Neto reuniu forças e coragem para tocar a campainha da casa
de Pascoal. Para sua surpresa, sua mulher abriu a porta.
Neto mais tarde relembraria esse momento no seu artigo, “Tocando
a campainha na casa de Hermeto Pascoal. ”
Ele escreveu: “E-e-e-essa é a casa do Hermeto? Eu sou músico
e gostaria muito de conhecer ele”. Ela me levou para a sala de estar e eu
fiquei sozinho no sofá enquanto o Hermeto Pascoal, sem camisa e de bermuda,
tocava o piano com fones de ouvido e fechando os olhos com força”. A história original
pode ser lida aqui.
“Eu disse para o Hermeto que eu tinha uma banda no Canadá e
mostrei para ele minha fita, então ele me mostrou seu último disco “Slaves Mass”
(1977). ” Até hoje, o disco é um dos mais vendidos da carreira de Pascoal.
“Hermeto então me perguntou se eu conseguia ler partituras”,
disse Neto. “Eu disse sim. Era mentira. Ele sacou essa partitura, me fez ler e
eu estraguei tudo”.
Pego mentindo, ele esperou ser mandado para fora da casa de
Pascoal. No entanto... “ ele pediu se eu podia tocar com ele em um show naquela
semana”.
“Eu não podia acreditar”, conta Neto. “Hermeto tinha esse incrível
conjunto de antenas. Quando ele escuta alguém tocar, ele sempre pode dizer o
que é possível. Ele disse que uma pessoa pode tocar se dado o local correto e
estimulo, e a orientação correta”.
Após a sua performance inicial com Pascoal, Neto decidiu
renunciar seus estudos. Ele passou os próximos quinze anos na banda de Hermeto.
De acordo com Neto, o músico passou anos compondo algumas
partes e escrevendo outras de forma espontânea. Uma dessas ocasiões espontâneas
ocorreu em 1979 na cidade de Montreux, Suíça.

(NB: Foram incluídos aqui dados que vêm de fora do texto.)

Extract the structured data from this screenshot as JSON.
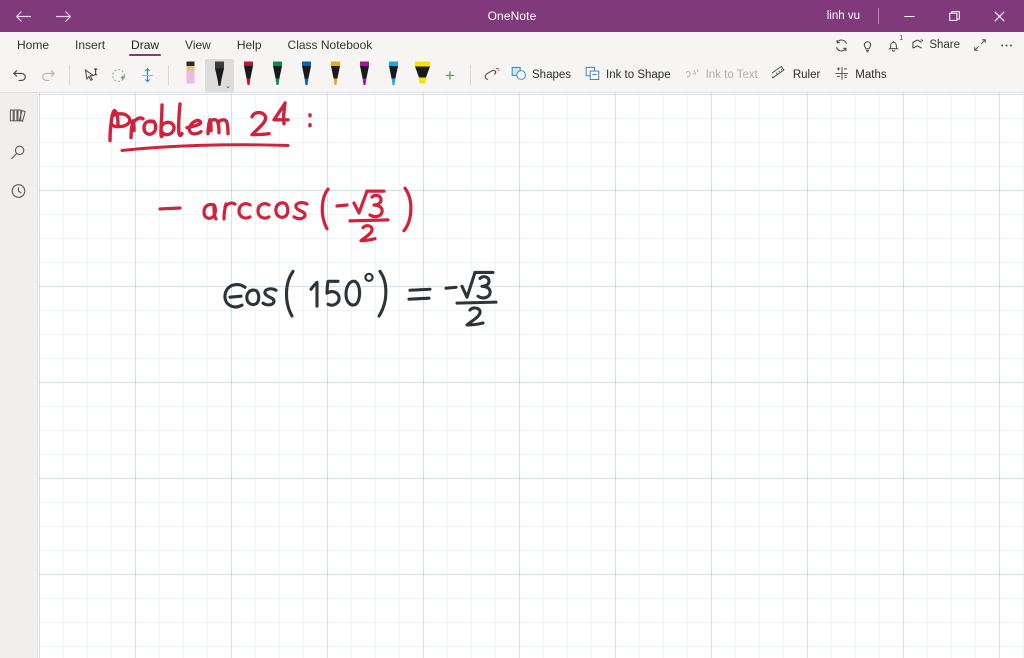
{
  "titlebar": {
    "app_title": "OneNote",
    "user": "linh vu",
    "back_icon": "arrow-left-icon",
    "forward_icon": "arrow-right-icon",
    "minimize_label": "Minimize",
    "restore_label": "Restore",
    "close_label": "Close"
  },
  "menubar": {
    "tabs": [
      {
        "label": "Home",
        "active": false
      },
      {
        "label": "Insert",
        "active": false
      },
      {
        "label": "Draw",
        "active": true
      },
      {
        "label": "View",
        "active": false
      },
      {
        "label": "Help",
        "active": false
      },
      {
        "label": "Class Notebook",
        "active": false
      }
    ],
    "active_tab": "Draw",
    "accent_color": "#80397b",
    "right_actions": [
      {
        "name": "sync-icon",
        "label": "Sync"
      },
      {
        "name": "lightbulb-icon",
        "label": "Tell me what you want to do"
      },
      {
        "name": "notifications-icon",
        "label": "Notifications",
        "badge": "1"
      },
      {
        "name": "share-icon",
        "label": "Share"
      },
      {
        "name": "fullscreen-icon",
        "label": "Full screen"
      },
      {
        "name": "more-options-icon",
        "label": "More options"
      }
    ],
    "share_label": "Share"
  },
  "toolbar": {
    "undo_label": "Undo",
    "redo_label": "Redo",
    "lasso_select_label": "Lasso Select",
    "lasso_add_label": "Ink Select",
    "space_label": "Insert Space",
    "pens": [
      {
        "name": "pencil",
        "body": "#f1b8e4",
        "tip": "#e8c27a",
        "cap": "#2b2b2b",
        "selected": false
      },
      {
        "name": "pen-black",
        "body": "#1a1a1a",
        "tip": "#1a1a1a",
        "cap": "#3a3a3a",
        "selected": true
      },
      {
        "name": "pen-red",
        "body": "#c8102e",
        "tip": "#c8102e",
        "cap": "#1a1a1a",
        "selected": false
      },
      {
        "name": "pen-green",
        "body": "#0f8a4d",
        "tip": "#0f8a4d",
        "cap": "#1a1a1a",
        "selected": false
      },
      {
        "name": "pen-blue",
        "body": "#1160a8",
        "tip": "#1160a8",
        "cap": "#1a1a1a",
        "selected": false
      },
      {
        "name": "pen-gold",
        "body": "#e8a820",
        "tip": "#e8a820",
        "cap": "#1a1a1a",
        "selected": false
      },
      {
        "name": "pen-magenta",
        "body": "#a6159c",
        "tip": "#a6159c",
        "cap": "#1a1a1a",
        "selected": false
      },
      {
        "name": "pen-cyan",
        "body": "#1fa8e0",
        "tip": "#1fa8e0",
        "cap": "#1a1a1a",
        "selected": false
      }
    ],
    "highlighter": {
      "name": "highlighter-yellow",
      "body": "#f5e400",
      "cap": "#1a1a1a"
    },
    "add_pen_label": "+",
    "eraser_label": "Eraser",
    "commands": [
      {
        "label": "Shapes",
        "icon": "shapes-icon",
        "disabled": false
      },
      {
        "label": "Ink to Shape",
        "icon": "ink-to-shape-icon",
        "disabled": false
      },
      {
        "label": "Ink to Text",
        "icon": "ink-to-text-icon",
        "disabled": true
      },
      {
        "label": "Ruler",
        "icon": "ruler-icon",
        "disabled": false
      },
      {
        "label": "Maths",
        "icon": "maths-icon",
        "disabled": false
      }
    ]
  },
  "rail": {
    "items": [
      {
        "name": "notebooks-icon",
        "label": "Show Notebooks"
      },
      {
        "name": "search-icon",
        "label": "Search"
      },
      {
        "name": "recent-icon",
        "label": "Recent Notes"
      }
    ]
  },
  "canvas": {
    "grid": "small grid",
    "ink_notes": [
      {
        "text": "Problem 24 :",
        "color": "#d0223b",
        "underlined": true
      },
      {
        "text": "— arccos(−√3/2)",
        "color": "#d0223b",
        "underlined": false
      },
      {
        "text": "Cos(150°) = −√3/2",
        "color": "#2e3338",
        "underlined": false
      }
    ],
    "ink_red": "#d0223b",
    "ink_black": "#2e3338"
  }
}
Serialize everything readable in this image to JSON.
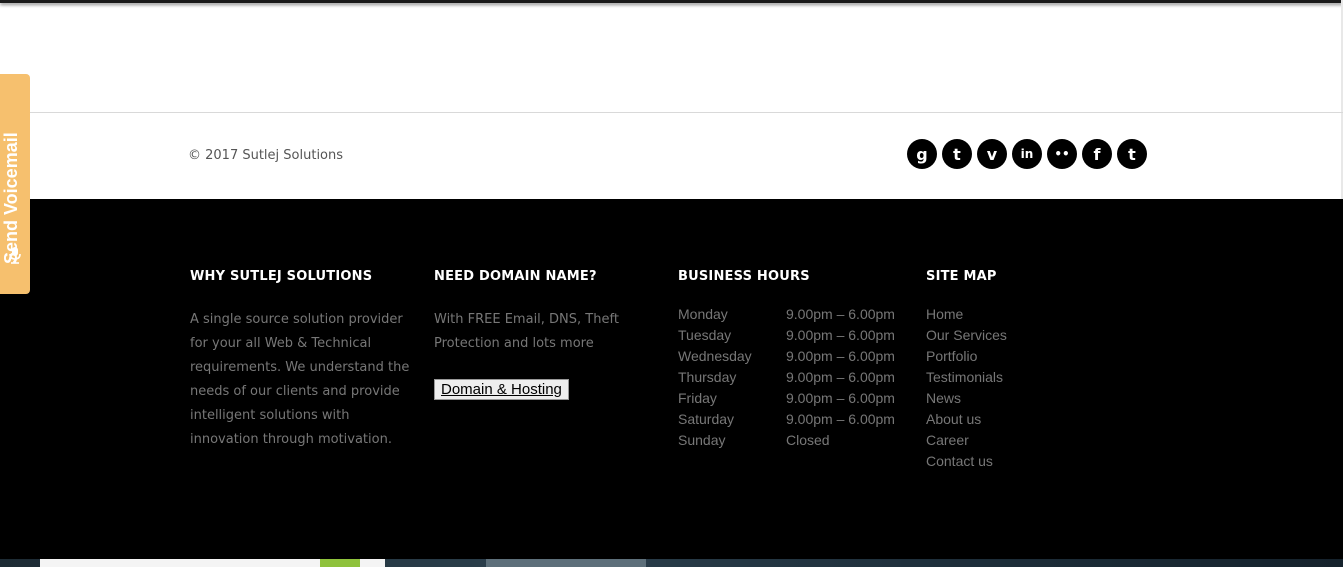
{
  "copyright": "© 2017 Sutlej Solutions",
  "social": [
    {
      "name": "google-plus-icon",
      "glyph": "g"
    },
    {
      "name": "tumblr-icon",
      "glyph": "t"
    },
    {
      "name": "vimeo-icon",
      "glyph": "v"
    },
    {
      "name": "linkedin-icon",
      "glyph": "in"
    },
    {
      "name": "flickr-icon",
      "glyph": "••"
    },
    {
      "name": "facebook-icon",
      "glyph": "f"
    },
    {
      "name": "twitter-icon",
      "glyph": "t"
    }
  ],
  "why": {
    "heading": "WHY SUTLEJ SOLUTIONS",
    "text": "A single source solution provider for your all Web & Technical requirements. We understand the needs of our clients and provide intelligent solutions with innovation through motivation."
  },
  "domain": {
    "heading": "NEED DOMAIN NAME?",
    "text": "With FREE Email, DNS, Theft Protection and lots more",
    "button": "Domain & Hosting"
  },
  "hours": {
    "heading": "BUSINESS HOURS",
    "rows": [
      {
        "day": "Monday",
        "time": "9.00pm – 6.00pm"
      },
      {
        "day": "Tuesday",
        "time": "9.00pm – 6.00pm"
      },
      {
        "day": "Wednesday",
        "time": "9.00pm – 6.00pm"
      },
      {
        "day": "Thursday",
        "time": "9.00pm – 6.00pm"
      },
      {
        "day": "Friday",
        "time": "9.00pm – 6.00pm"
      },
      {
        "day": "Saturday",
        "time": "9.00pm – 6.00pm"
      },
      {
        "day": "Sunday",
        "time": "Closed"
      }
    ]
  },
  "sitemap": {
    "heading": "SITE MAP",
    "links": [
      "Home",
      "Our Services",
      "Portfolio",
      "Testimonials",
      "News",
      "About us",
      "Career",
      "Contact us"
    ]
  },
  "voicemail": {
    "label": "Send Voicemail",
    "icon": "microphone-icon"
  },
  "colors": {
    "footer_bg": "#000000",
    "voicemail_tab": "#f6c06e",
    "muted_text": "#777777"
  }
}
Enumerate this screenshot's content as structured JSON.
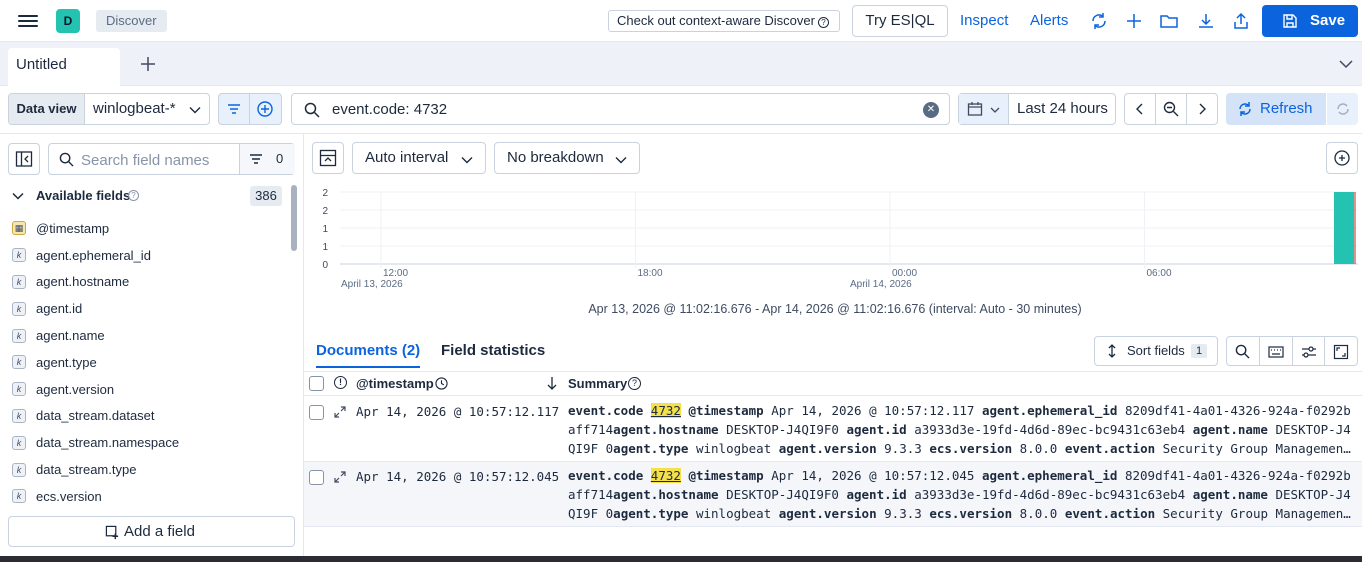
{
  "header": {
    "space_initial": "D",
    "breadcrumb": "Discover",
    "context_aware_label": "Check out context-aware Discover",
    "try_esql_label": "Try ES|QL",
    "inspect_label": "Inspect",
    "alerts_label": "Alerts",
    "save_label": "Save"
  },
  "tabs": {
    "active_tab": "Untitled"
  },
  "query": {
    "data_view_label": "Data view",
    "data_view_value": "winlogbeat-*",
    "query_text": "event.code: 4732",
    "time_range": "Last 24 hours",
    "refresh_label": "Refresh"
  },
  "sidebar": {
    "search_placeholder": "Search field names",
    "filter_count": "0",
    "available_label": "Available fields",
    "available_count": "386",
    "fields": [
      {
        "name": "@timestamp",
        "type": "date"
      },
      {
        "name": "agent.ephemeral_id",
        "type": "keyword"
      },
      {
        "name": "agent.hostname",
        "type": "keyword"
      },
      {
        "name": "agent.id",
        "type": "keyword"
      },
      {
        "name": "agent.name",
        "type": "keyword"
      },
      {
        "name": "agent.type",
        "type": "keyword"
      },
      {
        "name": "agent.version",
        "type": "keyword"
      },
      {
        "name": "data_stream.dataset",
        "type": "keyword"
      },
      {
        "name": "data_stream.namespace",
        "type": "keyword"
      },
      {
        "name": "data_stream.type",
        "type": "keyword"
      },
      {
        "name": "ecs.version",
        "type": "keyword"
      }
    ],
    "add_field_label": "Add a field"
  },
  "chart_toolbar": {
    "interval_label": "Auto interval",
    "breakdown_label": "No breakdown"
  },
  "chart_data": {
    "type": "bar",
    "y_ticks": [
      "2",
      "2",
      "1",
      "1",
      "0"
    ],
    "x_ticks": [
      {
        "time": "12:00",
        "date": "April 13, 2026"
      },
      {
        "time": "18:00",
        "date": ""
      },
      {
        "time": "00:00",
        "date": "April 14, 2026"
      },
      {
        "time": "06:00",
        "date": ""
      }
    ],
    "bars": [
      {
        "x": "Apr 14, 2026 @ 10:30",
        "value": 2
      }
    ],
    "ylim": [
      0,
      2
    ],
    "bar_color": "#24c2b0"
  },
  "time_range_text": "Apr 13, 2026 @ 11:02:16.676 - Apr 14, 2026 @ 11:02:16.676 (interval: Auto - 30 minutes)",
  "doc_tabs": {
    "documents_label": "Documents (2)",
    "field_stats_label": "Field statistics",
    "sort_fields_label": "Sort fields",
    "sort_count": "1"
  },
  "grid": {
    "col_timestamp": "@timestamp",
    "col_summary": "Summary",
    "rows": [
      {
        "timestamp": "Apr 14, 2026 @ 10:57:12.117",
        "code_key": "event.code",
        "code_val": "4732",
        "rest_a_key": "@timestamp",
        "rest_a_val": "Apr 14, 2026 @ 10:57:12.117",
        "eph_key": "agent.ephemeral_id",
        "eph_val": "8209df41-4a01-4326-924a-f0292baff71",
        "line2": "4",
        "hostname_key": "agent.hostname",
        "hostname_val": "DESKTOP-J4QI9F0",
        "id_key": "agent.id",
        "id_val": "a3933d3e-19fd-4d6d-89ec-bc9431c63eb4",
        "name_key": "agent.name",
        "name_val": "DESKTOP-J4QI9F",
        "line3": "0",
        "type_key": "agent.type",
        "type_val": "winlogbeat",
        "version_key": "agent.version",
        "version_val": "9.3.3",
        "ecs_key": "ecs.version",
        "ecs_val": "8.0.0",
        "action_key": "event.action",
        "action_val": "Security Group Managemen…"
      },
      {
        "timestamp": "Apr 14, 2026 @ 10:57:12.045",
        "code_key": "event.code",
        "code_val": "4732",
        "rest_a_key": "@timestamp",
        "rest_a_val": "Apr 14, 2026 @ 10:57:12.045",
        "eph_key": "agent.ephemeral_id",
        "eph_val": "8209df41-4a01-4326-924a-f0292baff71",
        "line2": "4",
        "hostname_key": "agent.hostname",
        "hostname_val": "DESKTOP-J4QI9F0",
        "id_key": "agent.id",
        "id_val": "a3933d3e-19fd-4d6d-89ec-bc9431c63eb4",
        "name_key": "agent.name",
        "name_val": "DESKTOP-J4QI9F",
        "line3": "0",
        "type_key": "agent.type",
        "type_val": "winlogbeat",
        "version_key": "agent.version",
        "version_val": "9.3.3",
        "ecs_key": "ecs.version",
        "ecs_val": "8.0.0",
        "action_key": "event.action",
        "action_val": "Security Group Managemen…"
      }
    ]
  }
}
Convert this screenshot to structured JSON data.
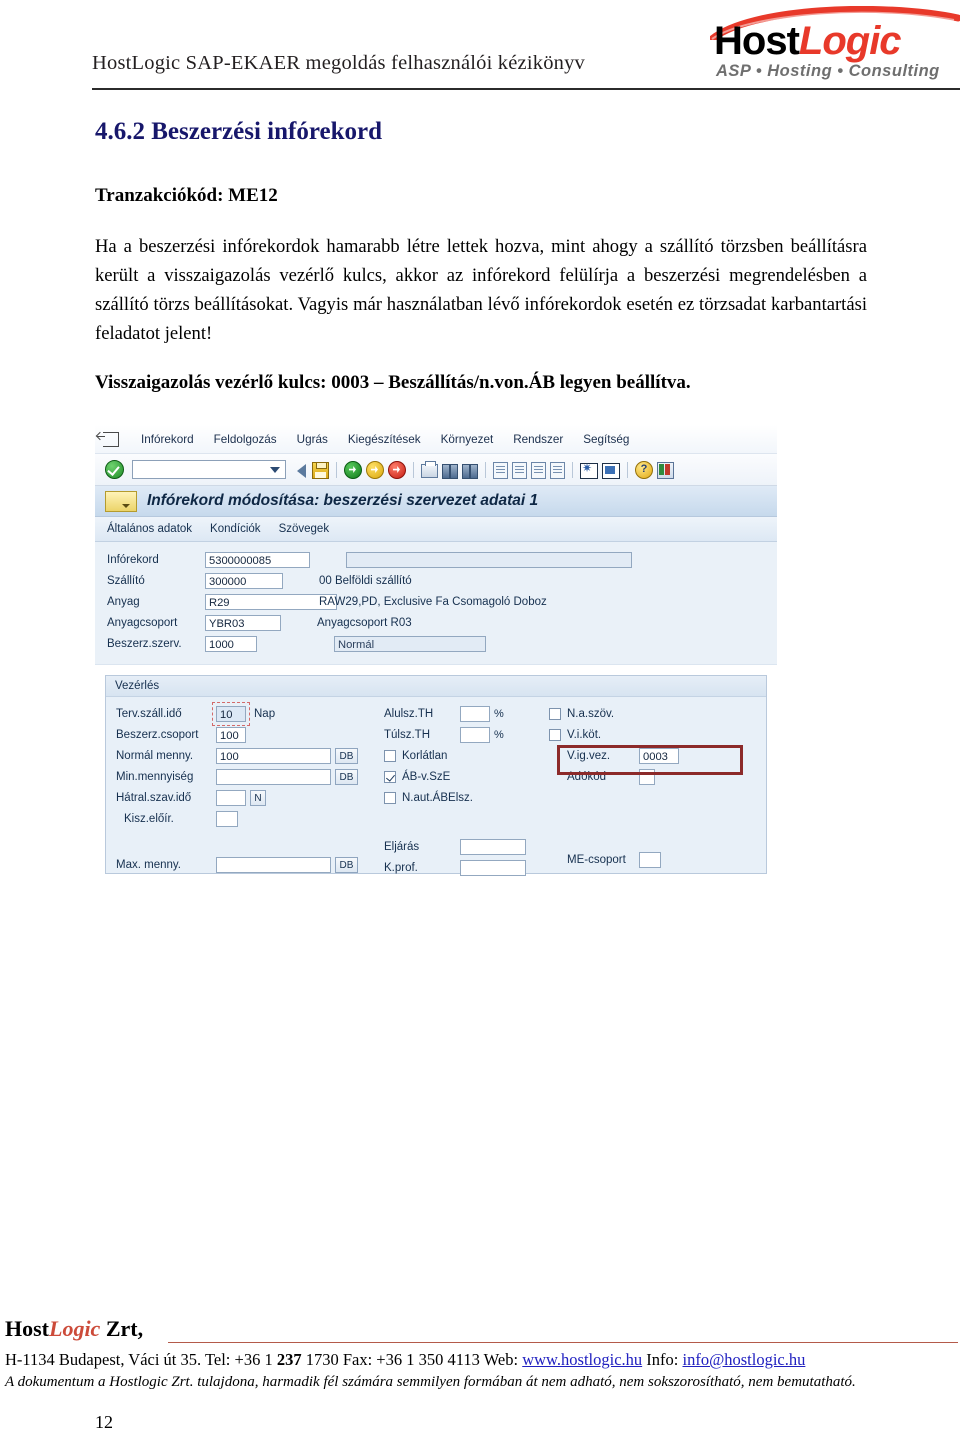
{
  "header": {
    "document_title": "HostLogic SAP-EKAER megoldás felhasználói kézikönyv",
    "logo": {
      "part1": "Host",
      "part2": "Logic",
      "tagline": "ASP  •  Hosting  •  Consulting"
    }
  },
  "content": {
    "heading": "4.6.2 Beszerzési infórekord",
    "subheading": "Tranzakciókód: ME12",
    "paragraph": "Ha a beszerzési infórekordok hamarabb létre lettek hozva, mint ahogy a szállító törzsben beállításra került a visszaigazolás vezérlő kulcs, akkor az infórekord felülírja a beszerzési megrendelésben a szállító törzs beállításokat. Vagyis már használatban lévő infórekordok esetén ez törzsadat karbantartási feladatot jelent!",
    "bold_note": "Visszaigazolás vezérlő kulcs: 0003 – Beszállítás/n.von.ÁB legyen beállítva."
  },
  "sap": {
    "menu": [
      "Infórekord",
      "Feldolgozás",
      "Ugrás",
      "Kiegészítések",
      "Környezet",
      "Rendszer",
      "Segítség"
    ],
    "command_field_value": "",
    "toolbar_icons": [
      "enter-ok-icon",
      "command-dropdown-icon",
      "back-icon",
      "save-icon",
      "exit-icon",
      "cancel-icon",
      "stop-icon",
      "print-icon",
      "find-icon",
      "find-next-icon",
      "first-page-icon",
      "previous-page-icon",
      "next-page-icon",
      "last-page-icon",
      "new-session-icon",
      "create-shortcut-icon",
      "help-icon",
      "layout-menu-icon"
    ],
    "title": "Infórekord módosítása: beszerzési szervezet adatai 1",
    "tabs": [
      "Általános adatok",
      "Kondíciók",
      "Szövegek"
    ],
    "fields": {
      "inforecord_label": "Infórekord",
      "inforecord_value": "5300000085",
      "inforecord_desc": "",
      "vendor_label": "Szállító",
      "vendor_value": "300000",
      "vendor_desc": "00 Belföldi szállító",
      "material_label": "Anyag",
      "material_value": "R29",
      "material_desc": "RAW29,PD, Exclusive Fa Csomagoló Doboz",
      "matgroup_label": "Anyagcsoport",
      "matgroup_value": "YBR03",
      "matgroup_desc": "Anyagcsoport  R03",
      "purchorg_label": "Beszerz.szerv.",
      "purchorg_value": "1000",
      "purchorg_desc": "Normál"
    },
    "control": {
      "group_title": "Vezérlés",
      "plan_delivery_label": "Terv.száll.idő",
      "plan_delivery_value": "10",
      "plan_delivery_unit": "Nap",
      "purch_group_label": "Beszerz.csoport",
      "purch_group_value": "100",
      "standard_qty_label": "Normál menny.",
      "standard_qty_value": "100",
      "standard_qty_unit": "DB",
      "min_qty_label": "Min.mennyiség",
      "min_qty_value": "",
      "min_qty_unit": "DB",
      "remaining_shelf_label": "Hátral.szav.idő",
      "remaining_shelf_value": "",
      "remaining_shelf_unit": "N",
      "delivery_rule_label": "Kisz.előír.",
      "delivery_rule_value": "",
      "max_qty_label": "Max. menny.",
      "max_qty_value": "",
      "max_qty_unit": "DB",
      "under_tol_label": "Alulsz.TH",
      "under_tol_value": "",
      "under_tol_unit": "%",
      "over_tol_label": "Túlsz.TH",
      "over_tol_value": "",
      "over_tol_unit": "%",
      "unlimited_label": "Korlátlan",
      "unlimited_checked": false,
      "gr_based_iv_label": "ÁB-v.SzE",
      "gr_based_iv_checked": true,
      "no_ers_label": "N.aut.ÁBElsz.",
      "no_ers_checked": false,
      "procedure_label": "Eljárás",
      "procedure_value": "",
      "qa_profile_label": "K.prof.",
      "qa_profile_value": "",
      "no_mat_text_label": "N.a.szöv.",
      "no_mat_text_checked": false,
      "ack_req_label": "V.i.köt.",
      "ack_req_checked": false,
      "conf_control_label": "V.ig.vez.",
      "conf_control_value": "0003",
      "tax_code_label": "Adókód",
      "tax_code_value": "",
      "me_group_label": "ME-csoport",
      "me_group_value": ""
    }
  },
  "footer": {
    "brand_host": "Host",
    "brand_logic": "Logic",
    "brand_suffix": " Zrt,",
    "address_prefix": "H-1134 Budapest, Váci út 35. Tel: +36 1 ",
    "phone_bold": "237",
    "address_middle": " 1730 Fax: +36 1 350 4113 Web: ",
    "web_link": "www.hostlogic.hu",
    "info_label": " Info: ",
    "email_link": "info@hostlogic.hu",
    "disclaimer": "A dokumentum a Hostlogic Zrt. tulajdona, harmadik fél számára semmilyen formában át nem adható, nem sokszorosítható, nem bemutatható.",
    "page_number": "12"
  }
}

“Hermeto pegou uma lista qualquer do chão e desse jeito ele
escreveu uma peça de música antes de entrar no palco”, disse Neto. “Ele tocou
ela no palco”.
Segundo Smith, Hermeto não capitalizou comercialmente suas
forças.
“Ele produz e toca o que ele chama de música universal”,
conta Smith. “Ele é um multi-instrumentista – ele toca muito bem piano. Você
pode dar para ele qualquer instrumento que ele consegue tocar. Eu já vi ele no
palco tocar com dois patos de borracha”. Com 82 anos de idade, Pascoal continua
se apresentando ao vivo, como sua página no Facebook prova.
Neto conclui que ele quer que as pessoas saibam que Hermeto
Pascoal tem vários lados. “Ele é conhecido por tocar com um porco no palco,
batendo no bule de chá, e algumas vezes sendo bobo, mas existe um lado sério de
Hermeto, como sua profundidade de composição”, declara Neto. “Música é uma
parte dele”.
*tradução da matéria
publicada no portal inglês “Jazz Journal” em 27 de fevereiro de 2019.